I like the smell of honeysuckle. It’s especially nice when blended with the smell of Ligustrum Vulgare, the common Privet that sets a lot of folks to sneezing and suffering other symptoms that resemble bad colds.
These flowering wild shrubs and vines, despite their invasive natures, add to the visual and aromatic beauty of these southern climes, especially this time of the year when myriad shades of spring green decorate the landscape. The sights and aromas are complimented by the happy melodies of birdsong. It’s things like these, at least for me, that go a long way in helping to grind the sharp goad-points from the gripping realities of the issues generated in our modern times.

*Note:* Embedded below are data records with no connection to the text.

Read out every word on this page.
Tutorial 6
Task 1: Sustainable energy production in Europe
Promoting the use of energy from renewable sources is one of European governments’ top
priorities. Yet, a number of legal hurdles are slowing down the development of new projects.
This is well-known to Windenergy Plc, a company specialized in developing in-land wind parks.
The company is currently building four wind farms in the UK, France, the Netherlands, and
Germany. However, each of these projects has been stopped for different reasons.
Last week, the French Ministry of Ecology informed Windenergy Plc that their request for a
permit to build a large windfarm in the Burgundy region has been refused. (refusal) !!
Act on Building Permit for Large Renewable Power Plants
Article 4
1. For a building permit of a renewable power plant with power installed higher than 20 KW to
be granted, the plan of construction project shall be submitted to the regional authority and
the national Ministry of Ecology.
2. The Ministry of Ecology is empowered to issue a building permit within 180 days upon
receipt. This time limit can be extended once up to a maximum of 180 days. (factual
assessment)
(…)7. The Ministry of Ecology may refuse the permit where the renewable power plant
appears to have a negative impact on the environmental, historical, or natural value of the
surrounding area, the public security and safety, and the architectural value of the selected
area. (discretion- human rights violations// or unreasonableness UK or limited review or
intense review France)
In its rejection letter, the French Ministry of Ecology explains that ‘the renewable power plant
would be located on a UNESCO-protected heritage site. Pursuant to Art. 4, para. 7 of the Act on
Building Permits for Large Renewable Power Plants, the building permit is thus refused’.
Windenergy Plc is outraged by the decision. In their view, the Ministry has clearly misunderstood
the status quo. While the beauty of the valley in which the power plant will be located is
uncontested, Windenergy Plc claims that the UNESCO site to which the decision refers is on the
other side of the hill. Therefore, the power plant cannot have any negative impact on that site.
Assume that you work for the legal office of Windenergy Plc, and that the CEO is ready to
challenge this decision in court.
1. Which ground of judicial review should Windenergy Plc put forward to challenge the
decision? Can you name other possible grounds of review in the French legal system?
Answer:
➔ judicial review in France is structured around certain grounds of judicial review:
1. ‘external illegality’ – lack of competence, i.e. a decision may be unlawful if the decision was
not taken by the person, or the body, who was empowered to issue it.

Political issues. Economic issues. Social issues. All the heated finger pointing and blame laying. Issues. There was a time when I thought all I had to do was cancel my subscriptions. But no matter how I work to distance myself from all the issues, the undesirable things, something of a handed down inheritance, keep piling up on my doorstep.
And now this thick, black, toxic ooze belching a mile down from the floor of the Gulf that has “experts” scrambling to figure out “after the fact” how to turn off the flow.
How long before they are successful in stopping the contaminating flow that exceeds 200,000 gallons a day? How long will it take to clean up the mess? What are the short and long term effects on the Gulf-Coast environment and economy?
The staggering reality of the Gulf spill is personally saddening. All the present efforts at combating and rectifying the problem seem so small and futile in comparison to the size of the problem.
No. I’m not a sun soaking beach goer. Our hermitage-home is inland a few miles from the sugar-white Gulf sands. But this catastrophic real-deal is in our own back yard and in our neighbor’s back yards; an uninvited, unwelcome visitor begging to insist the uncertainty of life in the tumultuous 21st Century.